J.B. Haws is the Executive Director of the Neal A. Maxwell Institute for Religious Scholarship, and Associate Professor of Church History and Doctrine at BYU. He is the author of The Mormon Image in the American Mind: Fifty Years of Public Perception (Oxford, 2013). His PhD from the University of Utah is in American History. He is also interested in interfaith dialogue; he served as the coordinator of BYU's Office of Religious Outreach from 2016-2018. Before coming to BYU, J.B. taught seminary in northern Utah, in Salt Lake and Weber Counties. His research interests center on the place of Mormonism in twentieth- and twenty-first century America. As for his interest in history generally, he asks how could you not be interested in history when you come from a place that in pioneer-times Utah was known as “Muskrat Springs” (now Hooper)?
He is married to the beautiful Laura Favero, which he submits as yet another evidence that miracles have not ceased! They are the parents of three boys and a daughter, and they love living in Provo and cheering (sometimes too fanatically) for the Cougars.

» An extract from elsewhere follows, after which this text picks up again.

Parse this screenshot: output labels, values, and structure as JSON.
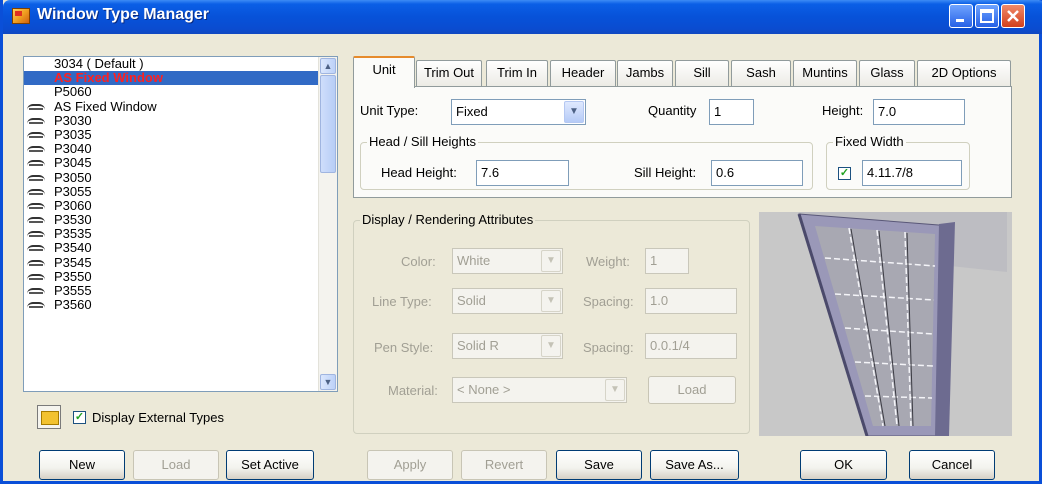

He served a Spanish-speaking mission in Raleigh, North Carolina, so he speaks Spanish with a slight Southern accent (and English with a heavy Hooper, Utah accent).
Areas of research: Twentieth- and twenty-first-century Latter-day Saint history, public perception of Latter-day Saints, trends in recent Mormon historical work, contemporary American religions and interfaith dialogue.